Now I do not have a solution for India’s cricketing ill’s but then if you apply your mind to a problem, you can solve it… think like any manager would- a business manager that is.
Eureka!! … That’s it, I have the solution. If you are running a business and your employees or team mates sucked at whatever they did what would you do?
Yes I know …you would fire them and outsource the job. There you have it “OUTSOURCE THE JOB”. To solve the perils of the Indian team and to save the nation from collective shame…outsource the following departments namely:
Fielding and maybe even the tossing department.
Indians could still be employed, for somebody has to carry drinks for the tired players: we still would need a 12th man.
Once you have outsourced these jobs to competent Australians, kiwi’s and South Africans. We can also find skilled yet cheap labour from Pakistan, Sri Lanka and even Bangladesh (they beat the Aussies…something I don’t think we’ve done lately) you’ll find many of your problems fading. Other things to fade will be dim-witted news flashes about sachins tires, sehwags energy drink (I think he drank to much of it and is now suffering from diarrhea, which explains his urge to get out and go back to the pavilion as soon as possible) and dravids inane advice.

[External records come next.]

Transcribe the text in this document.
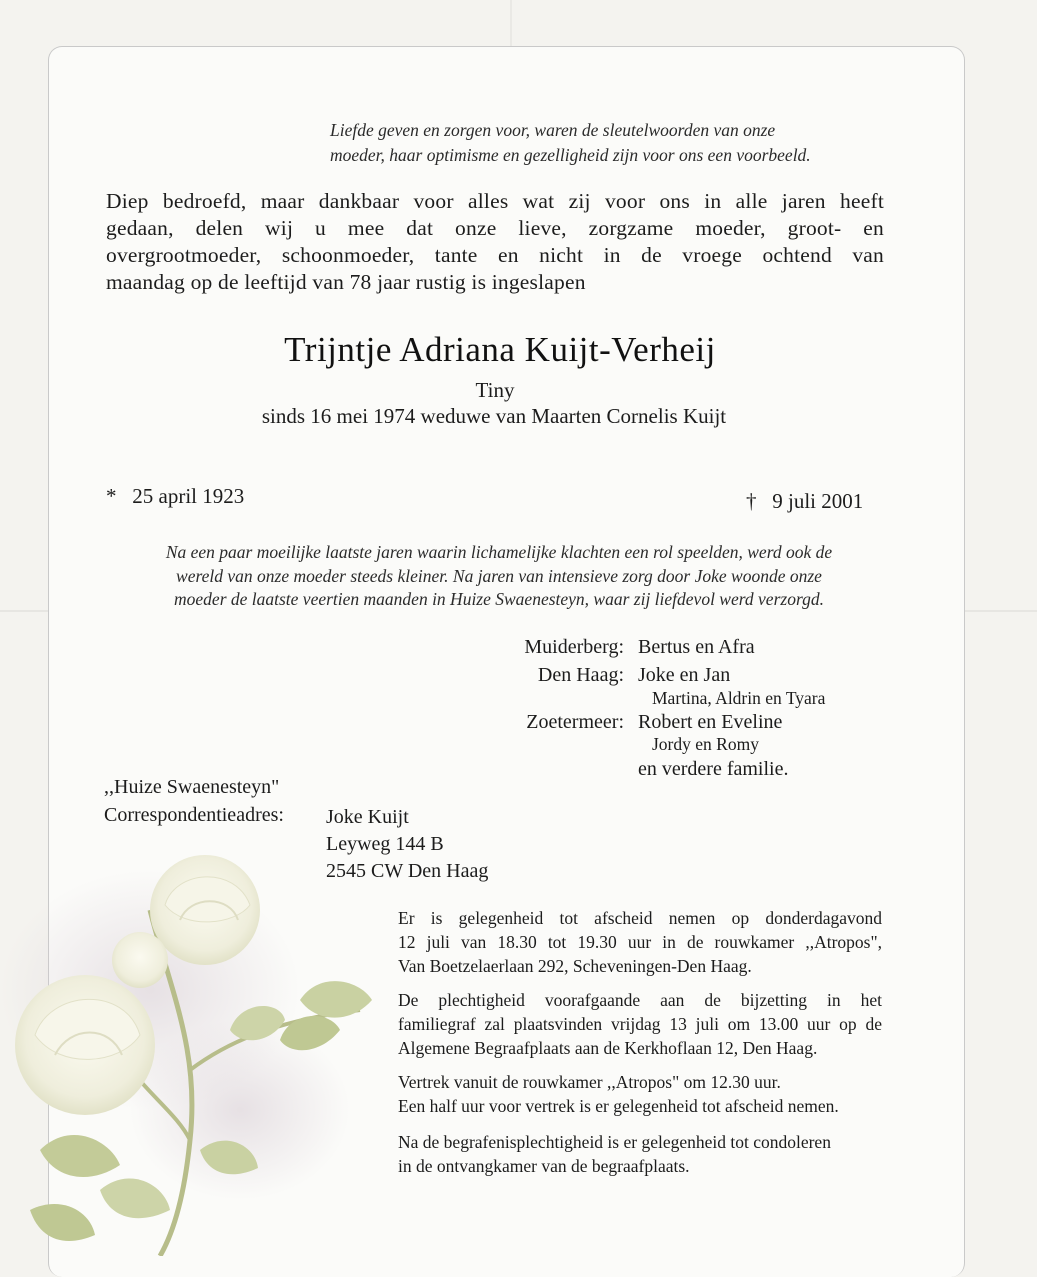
Liefde geven en zorgen voor, waren de sleutelwoorden van onze
moeder, haar optimisme en gezelligheid zijn voor ons een voorbeeld.
Diep bedroefd, maar dankbaar voor alles wat zij voor ons in alle jaren heeft
gedaan, delen wij u mee dat onze lieve, zorgzame moeder, groot- en
overgrootmoeder, schoonmoeder, tante en nicht in de vroege ochtend van
maandag op de leeftijd van 78 jaar rustig is ingeslapen
Trijntje Adriana Kuijt-Verheij
Tiny
sinds 16 mei 1974 weduwe van Maarten Cornelis Kuijt
* 25 april 1923	† 9 juli 2001
Na een paar moeilijke laatste jaren waarin lichamelijke klachten een rol speelden, werd ook de
wereld van onze moeder steeds kleiner. Na jaren van intensieve zorg door Joke woonde onze
moeder de laatste veertien maanden in Huize Swaenesteyn, waar zij liefdevol werd verzorgd.
Muiderberg: Bertus en Afra
Den Haag: Joke en Jan
Martina, Aldrin en Tyara
Zoetermeer: Robert en Eveline
Jordy en Romy
en verdere familie.
,,Huize Swaenesteyn"
Correspondentieadres: Joke Kuijt
Leyweg 144 B
2545 CW Den Haag
Er is gelegenheid tot afscheid nemen op donderdagavond
12 juli van 18.30 tot 19.30 uur in de rouwkamer ,,Atropos",
Van Boetzelaerlaan 292, Scheveningen-Den Haag.
De plechtigheid voorafgaande aan de bijzetting in het
familiegraf zal plaatsvinden vrijdag 13 juli om 13.00 uur op de
Algemene Begraafplaats aan de Kerkhoflaan 12, Den Haag.
Vertrek vanuit de rouwkamer ,,Atropos" om 12.30 uur.
Een half uur voor vertrek is er gelegenheid tot afscheid nemen.
Na de begrafenisplechtigheid is er gelegenheid tot condoleren
in de ontvangkamer van de begraafplaats.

This outsourcing will also work for the poor folks that we employ. The white guys in the team will readily find employment (in the off season) in the Hindi movie industry (I think they find the word Bollywood insulting… so I am going to say it again and again…Bollywood, Bollywood, Bollywood…na na na na) since the industry (Bollywood, Bollywood) Is looking for that one breakthrough movie which will succeed in America and establish Bollywood (ha ha ha) there they could well employ firangs.
Till now we had firang ladies in our movies who were there for the plain fact that Indians could see something different (more cleavage?) but now that the demand is being met by mallika sherawat and co. it’s for the firang boys to try their luck.
Some might be getting concerned at the plight of the Indian cricketers who will be rendered jobless. Well they can form a union and try to march to the BCCI’s office.I am sure going by the current standards they will be lathi charged and should be lucky to get out alive. They can surely live for many years on the crores they have earned. In any case these people will have to find a job that they are ACTUALLY GOOD AT. Like the rest of us folks have to!!Till the day Messrs Dalmia and co. realize that this move shall benefit them and earn them crores and maybe put them back onto the icc hot seat this may well remain a pipe dream just like an Indian victory over teams ranked above us.